Depuis la chute de l’ancien dictateur et de son clan, les voix et les plumes d’innombrables intellectuels ont foisonné dans le débat public pour essayer d’établir la conception d’un schéma ou d’un modèle propice à la Tunisie tant sur le plan social qu’économique. Les modèles imaginés vont d’une forme de conception marxiste et socialiste jusqu’au modèle de type libéral en passant par ce qu’on peut qualifier de capitalisme islamique. Dans un souci de clarté, je relaterai de manière très succincte les différentes expériences économiques menées par la Tunisie avant de mettre en exergue le choix qui me semble le plus pragmatique du modèle à suivre par la Tunisie afin de consolider ses acquis et sa position d’un pays émergent dynamique en voie de converger vers le niveau des pays développés.

 

L’expérience collectiviste durant les années soixante, conduite sous l’égide d’Ahmed Ben Salah a conduit le pays à une crise économique aigue, avec des taux de croissance quasi insignifiants, due notamment au déficit abyssal des entreprises publiques, l’accélération du processus de collectivisation, en particulier du secteur agricole qui a atteint un taux de 90 % en 1969 et l’expropriation des terres en possession étrangère, ce qui a conduit au gel de l’aide financière française. Ce n’est qu’à travers l’abandon du socialisme et la réorientation de la politique publique vers l’économie de marché, la propriété privée et l’ouverture à l’investissement privé, que la Tunisie a connu une expansion du secteur privé et une croissance rapide de l’emploi manufacturier. Conséquence directe : le pays a enregistré durant la décennie soixante-dix une croissance moyenne de plus de 8 % par an. Malgré la crise économique qui a sévit durant les années quatre-vingt, liée notamment à la conjoncture internationale et la flambée du prix du baril de pétrole, la Tunisie a fait le choix courageux de la libéralisation de l’économie sans succomber à la tentation de la planification de l’économie et en maintenant loin le spectre de l’expérience catastrophique du socialisme économique dont la seule conséquence était le déclin du pays.

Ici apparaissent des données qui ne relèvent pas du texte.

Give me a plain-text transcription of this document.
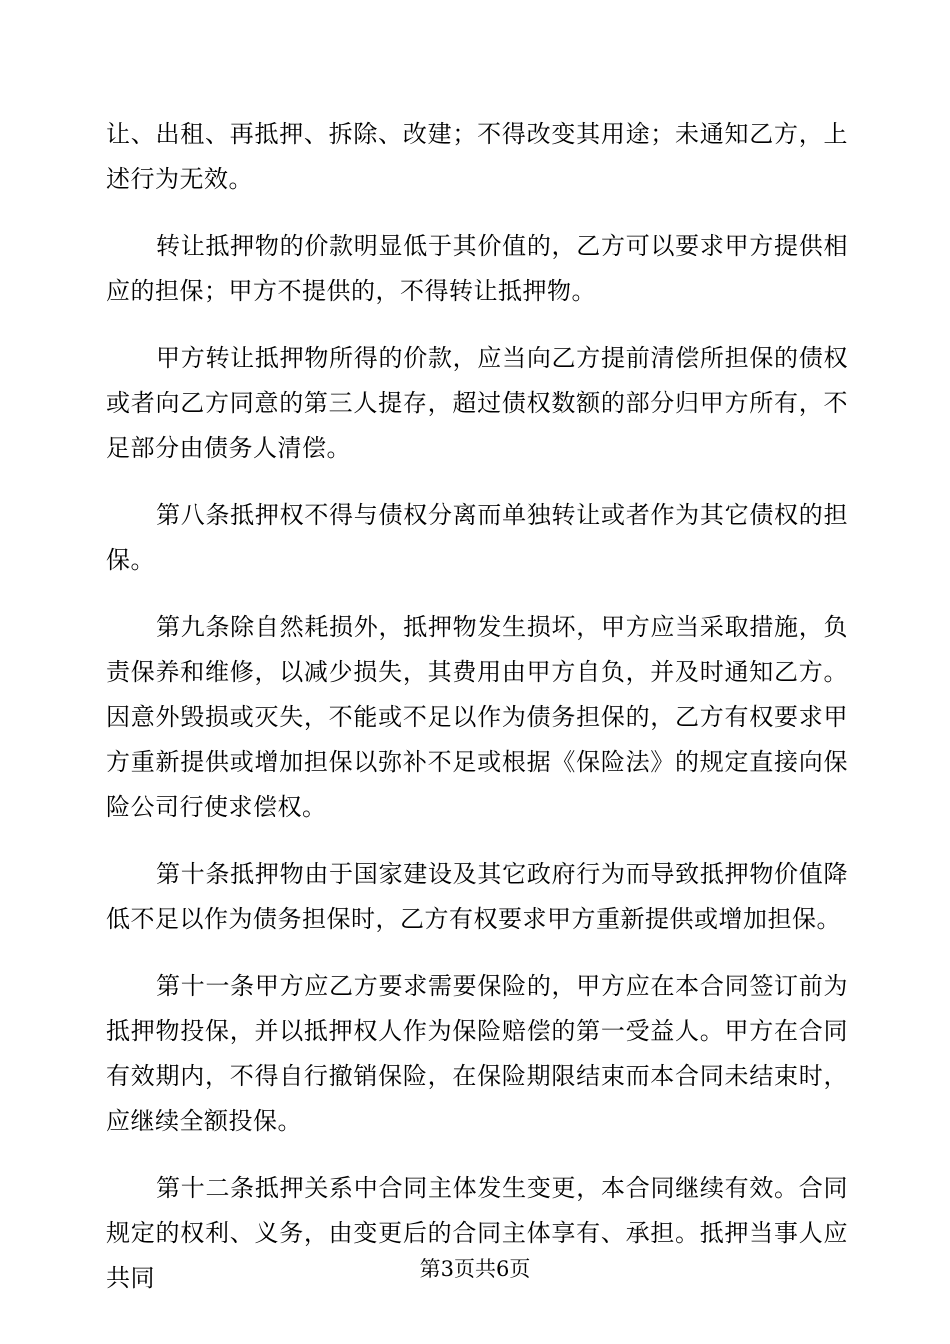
让、出租、再抵押、拆除、改建；不得改变其用途；未通知乙方，上述行为无效。

转让抵押物的价款明显低于其价值的，乙方可以要求甲方提供相应的担保；甲方不提供的，不得转让抵押物。

甲方转让抵押物所得的价款，应当向乙方提前清偿所担保的债权或者向乙方同意的第三人提存，超过债权数额的部分归甲方所有，不足部分由债务人清偿。

第八条抵押权不得与债权分离而单独转让或者作为其它债权的担保。

第九条除自然耗损外，抵押物发生损坏，甲方应当采取措施，负责保养和维修，以减少损失，其费用由甲方自负，并及时通知乙方。因意外毁损或灭失，不能或不足以作为债务担保的，乙方有权要求甲方重新提供或增加担保以弥补不足或根据《保险法》的规定直接向保险公司行使求偿权。

第十条抵押物由于国家建设及其它政府行为而导致抵押物价值降低不足以作为债务担保时，乙方有权要求甲方重新提供或增加担保。

第十一条甲方应乙方要求需要保险的，甲方应在本合同签订前为抵押物投保，并以抵押权人作为保险赔偿的第一受益人。甲方在合同有效期内，不得自行撤销保险，在保险期限结束而本合同未结束时，应继续全额投保。

第十二条抵押关系中合同主体发生变更，本合同继续有效。合同规定的权利、义务，由变更后的合同主体享有、承担。抵押当事人应共同	第3页共6页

L’insertion de la Tunisie à l’économie mondiale à travers son adhésion à l’Organisation Mondiale du Commerce (l’OMC) et son accord signé avec l’Union européenne en 1995 a conduit à l’accroissement de la compétitivité des entreprises tunisiennes et leur accès plus libre aux marchés internationaux grâce au démantèlement progressif des barrières douanières. Ceci étant, malgré l’aggravation du chômage, en particulier celui des jeunes, lié notamment à l’incapacité de la structure existante du marché de travail à absorber le flux continuel des diplômés de l’enseignement supérieur, et la généralisation de la corruption et le népotisme du clan Ben Ali, à travers les interventions discrétionnaires du gouvernement et le pouvoir des initiés qui ont affaibli le climat des affaires et les éventuelles prises de risques des investisseurs étrangers, n’est en rien une représentation fidèle de ce que devrait être une économie libérale et un système démocratique et progressiste. Ainsi, malgré la prolifération de la prédation et de l’économie mafieuse, l’initiative privée dans son ensemble et la croyance en l’efficacité du marché, a permis à la Tunisie de multiplier ses performances économiques, se hissant ainsi à un degré d’insertion dans les échanges mondiaux parmi les plus élevés du monde, ce qui en a fait ipso facto, selon le Forum économique mondial sur l’Afrique, tenu en juin 2007, la première économie compétitive d’Afrique, devançant ainsi l’économie sud-africaine. En se basant sur ce postulat, on constate que seules les réformes économiques de type libérales sont de nature à consolider la situation économique car qu’on le veuille ou non, seul le marché malgré ses limites est pourvoyeur de richesses et par conséquent un vecteur de croissance et de développement. Il suffit d’observer que seuls les pays qui ont choisi la voie du repli et de l’autarcie se sont retrouvés sur le banc des pays les plus en retard sur le plan économique, technologique et même démocratique. On peut citer l’exemple de Cuba ou celui de la Corée du Nord dont la politique économique d’inspiration marxiste voire stalinienne et antidémocratique n’a eu comme conséquence in fine que l’appauvrissement et l’asservissement de la population. Il en est de même pour un pays comme la République Islamique d’Iran.

 

Il faut bien comprendre que l’élévation du niveau de vie et du bien-être social ne peut pas émaner uniquement d’un gouvernement paternaliste, omniscient et omnipotent, mais doit être insufflé par la volonté individuelle de chaque citoyen de réussir et de relever les défis qui nous attendent. Pour appuyer mon propos, je citerai la célèbre phrase de l’ancien président américain J.F Kennedy prononcée lors du discours de son investiture en 1961 : « Ne demande pas ce que ton pays peut faire pour toi, demande ce que tu peux faire pour ton pays ».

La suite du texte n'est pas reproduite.